Finish Line Inc. reported its loss in the third quarter widened to $40.4 million, or $1 a share, from a loss of $21.8 million, or 43 cents, a year ago. Revenues grew 3 percent to $371.7 million.

For the thirteen weeks ended November 26, 2016:

  • Consolidated net sales were $371.7 million, an increase of 3 percent over the prior-year period.
  • Finish Line comparable-store sales increased 0.7 percent.
  • Finish Line Macy’s sales increased 33.2 percent.
  • On a GAAP basis, diluted loss per share from continuing operations were a loss of 26 cents a share.
  • Non-GAAP diluted loss per share from continuing operations, which primarily excludes severance-related charges, were a loss of 24 cents a share.
  • As a result of the company’s process to explore strategic alternatives for the JackRabbit business, the results of JackRabbit have been reported within discontinued operations.

“We are disappointed that our third-quarter sales and earnings fell short of our expectations,” said Sam Sato, CEO of Finish Line. “Steep declines in apparel and accessories offset a high-single-digit footwear comp gain and a 33 percent sales increase in our Macy’s business. While we continue to work on narrowing our soft goods assortment and aligning our offering with customer demand, our primary focus remains on growing the cornerstones of the Company’s foundation – our Finish Line footwear business and our partnership with Macy’s – through enhanced customer engagement. At the same time, we are making progress developing a more efficient operating model that drives increased profitability and greater shareholder value over the long term. We are now fully benefitting from our enhanced supply chain and are just beginning to realize the $6 million in annualized savings from our actions aimed at streamlining our organizational structure. Despite our recent underperformance, we remain confident in the strategic course we have set for the Finish Line.”

Balance Sheet
As of November 26, 2016, consolidated merchandise inventories increased 4.6 percent to $401.5 million compared to $383.8 million as of November 28, 2015.

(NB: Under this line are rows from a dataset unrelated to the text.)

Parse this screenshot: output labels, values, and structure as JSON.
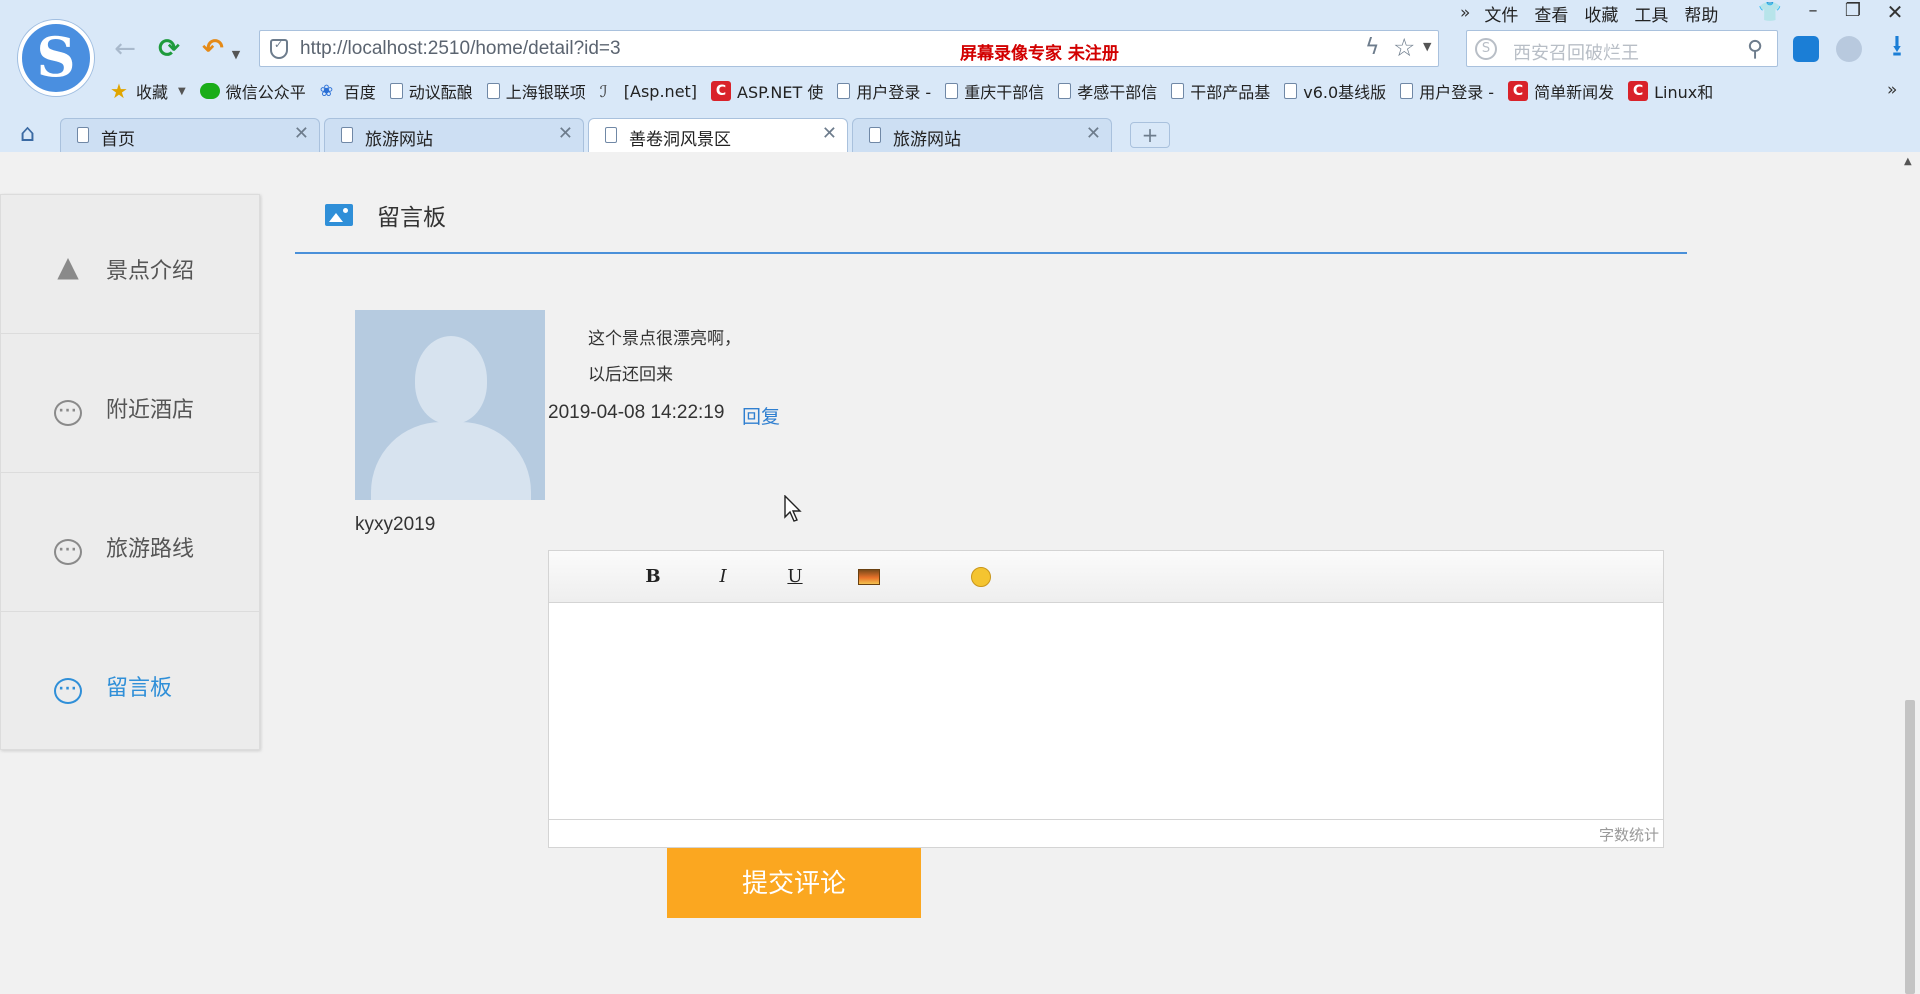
{
  "browser": {
    "address": "http://localhost:2510/home/detail?id=3",
    "watermark": "屏幕录像专家  未注册",
    "search_placeholder": "西安召回破烂王",
    "menu": [
      "文件",
      "查看",
      "收藏",
      "工具",
      "帮助"
    ],
    "menu_more": "»",
    "bookmarks_more": "»",
    "bookmarks": [
      {
        "label": "收藏",
        "icon": "star-icon"
      },
      {
        "label": "微信公众平",
        "icon": "wechat-icon"
      },
      {
        "label": "百度",
        "icon": "baidu-icon"
      },
      {
        "label": "动议酝酿",
        "icon": "page-icon"
      },
      {
        "label": "上海银联项",
        "icon": "page-icon"
      },
      {
        "label": "[Asp.net]",
        "icon": "link-icon"
      },
      {
        "label": "ASP.NET 使",
        "icon": "csdn-icon"
      },
      {
        "label": "用户登录 -",
        "icon": "page-icon"
      },
      {
        "label": "重庆干部信",
        "icon": "page-icon"
      },
      {
        "label": "孝感干部信",
        "icon": "page-icon"
      },
      {
        "label": "干部产品基",
        "icon": "page-icon"
      },
      {
        "label": "v6.0基线版",
        "icon": "page-icon"
      },
      {
        "label": "用户登录 -",
        "icon": "page-icon"
      },
      {
        "label": "简单新闻发",
        "icon": "csdn-icon"
      },
      {
        "label": "Linux和",
        "icon": "csdn-icon"
      }
    ],
    "tabs": [
      {
        "label": "首页"
      },
      {
        "label": "旅游网站"
      },
      {
        "label": "善卷洞风景区"
      },
      {
        "label": "旅游网站"
      }
    ],
    "new_tab": "+",
    "colors": {
      "chrome": "#d9e8f8",
      "accent": "#2f8fd8",
      "submit": "#fba720"
    }
  },
  "sidebar": {
    "items": [
      {
        "label": "景点介绍",
        "icon": "mountain-icon"
      },
      {
        "label": "附近酒店",
        "icon": "chat-bubble-icon"
      },
      {
        "label": "旅游路线",
        "icon": "chat-bubble-icon"
      },
      {
        "label": "留言板",
        "icon": "chat-bubble-icon",
        "active": true
      }
    ]
  },
  "message_board": {
    "title": "留言板",
    "comment": {
      "user": "kyxy2019",
      "line1": "这个景点很漂亮啊，",
      "line2": "以后还回来",
      "time": "2019-04-08 14:22:19",
      "reply": "回复"
    },
    "editor": {
      "bold": "B",
      "italic": "I",
      "underline": "U",
      "word_count": "字数统计"
    },
    "submit": "提交评论"
  }
}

The company repurchased 250,000 shares of common stock in the third quarter, totaling $5.8 million. The company has 5 million shares remaining on its current board authorized repurchase program.

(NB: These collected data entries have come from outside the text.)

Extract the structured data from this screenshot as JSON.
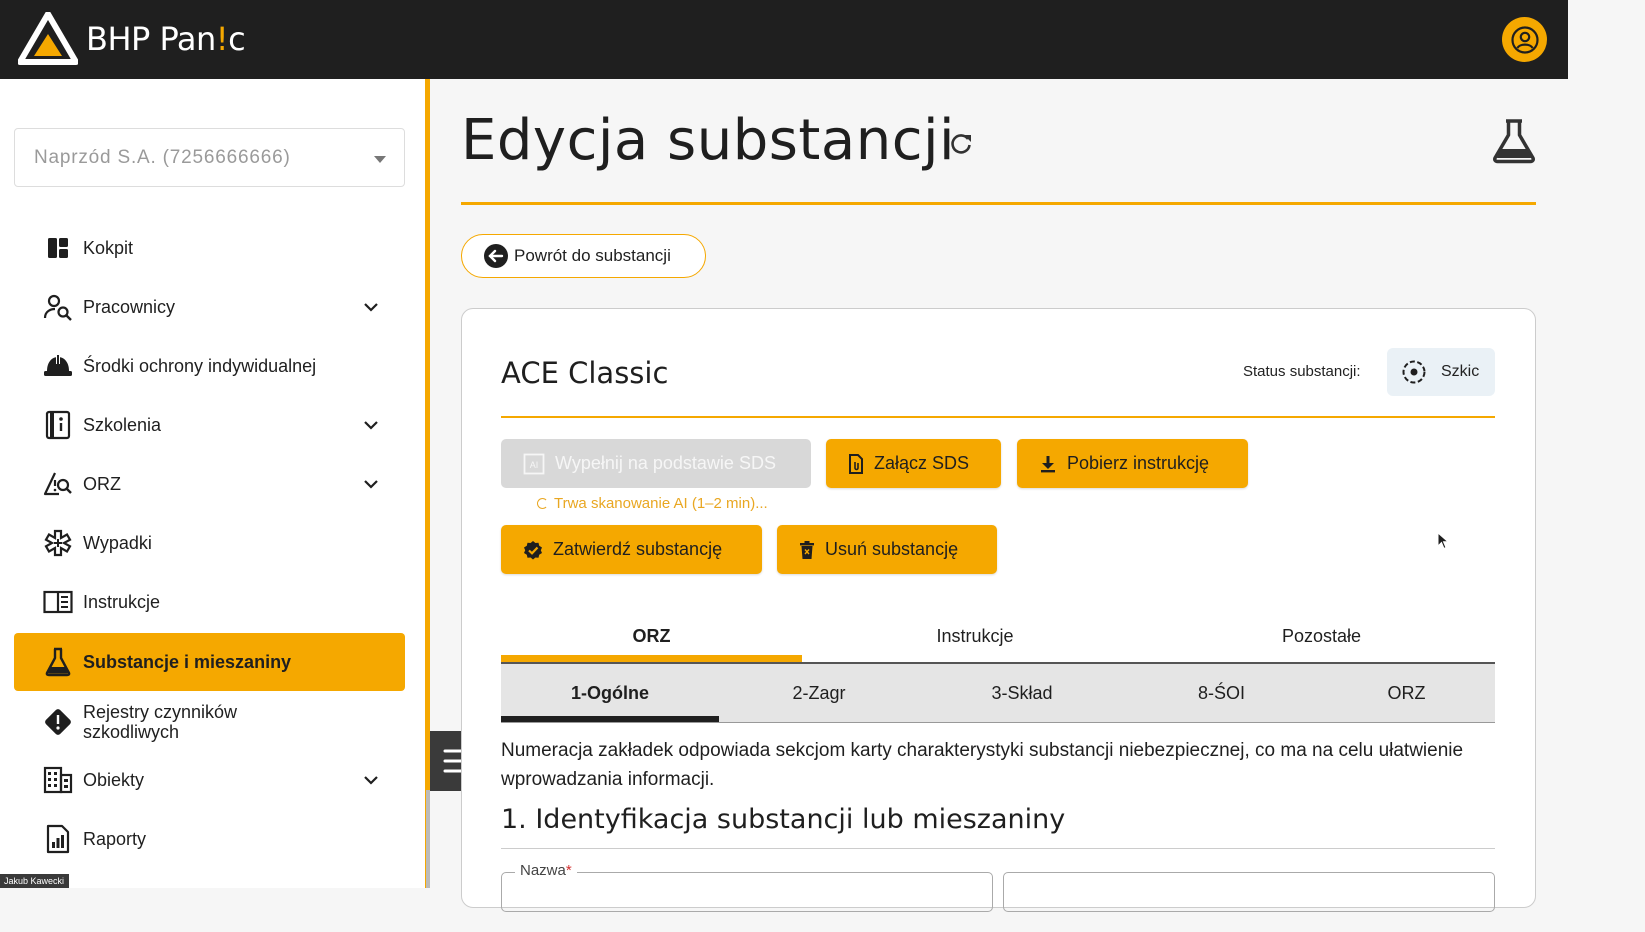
{
  "app": {
    "logo_text": "BHP Pan",
    "logo_excl": "!",
    "logo_suffix": "c"
  },
  "company_select": {
    "value": "Naprzód S.A. (7256666666)"
  },
  "sidebar": {
    "items": [
      {
        "label": "Kokpit",
        "icon": "dashboard-icon"
      },
      {
        "label": "Pracownicy",
        "icon": "people-search-icon",
        "expandable": true
      },
      {
        "label": "Środki ochrony indywidualnej",
        "icon": "helmet-icon"
      },
      {
        "label": "Szkolenia",
        "icon": "training-book-icon",
        "expandable": true
      },
      {
        "label": "ORZ",
        "icon": "risk-search-icon",
        "expandable": true
      },
      {
        "label": "Wypadki",
        "icon": "medical-star-icon"
      },
      {
        "label": "Instrukcje",
        "icon": "instruction-book-icon"
      },
      {
        "label": "Substancje i mieszaniny",
        "icon": "flask-icon",
        "active": true
      },
      {
        "label": "Rejestry czynników szkodliwych",
        "icon": "warning-diamond-icon"
      },
      {
        "label": "Obiekty",
        "icon": "building-icon",
        "expandable": true
      },
      {
        "label": "Raporty",
        "icon": "report-icon"
      }
    ]
  },
  "header": {
    "title": "Edycja substancji"
  },
  "back_button": {
    "label": "Powrót do substancji"
  },
  "substance": {
    "name": "ACE Classic",
    "status_label": "Status substancji:",
    "status_value": "Szkic"
  },
  "actions": {
    "fill_sds": "Wypełnij na podstawie SDS",
    "scan_note": "Trwa skanowanie AI (1–2 min)...",
    "attach_sds": "Załącz SDS",
    "download_instruction": "Pobierz instrukcję",
    "approve": "Zatwierdź substancję",
    "delete": "Usuń substancję"
  },
  "tabs": [
    "ORZ",
    "Instrukcje",
    "Pozostałe"
  ],
  "subtabs": [
    "1-Ogólne",
    "2-Zagr",
    "3-Skład",
    "8-ŚOI",
    "ORZ"
  ],
  "info_text": "Numeracja zakładek odpowiada sekcjom karty charakterystyki substancji niebezpiecznej, co ma na celu ułatwienie wprowadzania informacji.",
  "section": {
    "heading": "1. Identyfikacja substancji lub mieszaniny",
    "name_field_label": "Nazwa",
    "required_mark": "*"
  },
  "presenter": {
    "name": "Jakub Kawecki"
  },
  "colors": {
    "accent": "#f5a800",
    "topbar": "#1f1f1f"
  }
}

As of November 26, 2016, the company had $33.3 million in cash and cash equivalents and $17 million of interest-bearing debt.

Outlook
For the fiscal year ending February 25, 2017, the company now expects Finish Line comparable-store sales to range between flat to up 1 percent and non-GAAP diluted earnings per share from continuing operations between $1.24 and $1.30.

For the fourth quarter ending February 25, 2017, the company expects Finish Line comparable-store sales to be down between 3 percent to 5 percent and non-GAAP diluted earnings per share from continuing operations between 68 cents and 73 cents.

Included in this updated outlook is an expected tax refund delay shifting sales from the fourth quarter of fiscal year 2017 into the first quarter of fiscal year 2018. We anticipate this timing difference will reduce fourth-quarter Finish Line comparable-store sales by 2 percent to 3 percent, and earnings per share from continuing operations between 6 cents and 8 cents.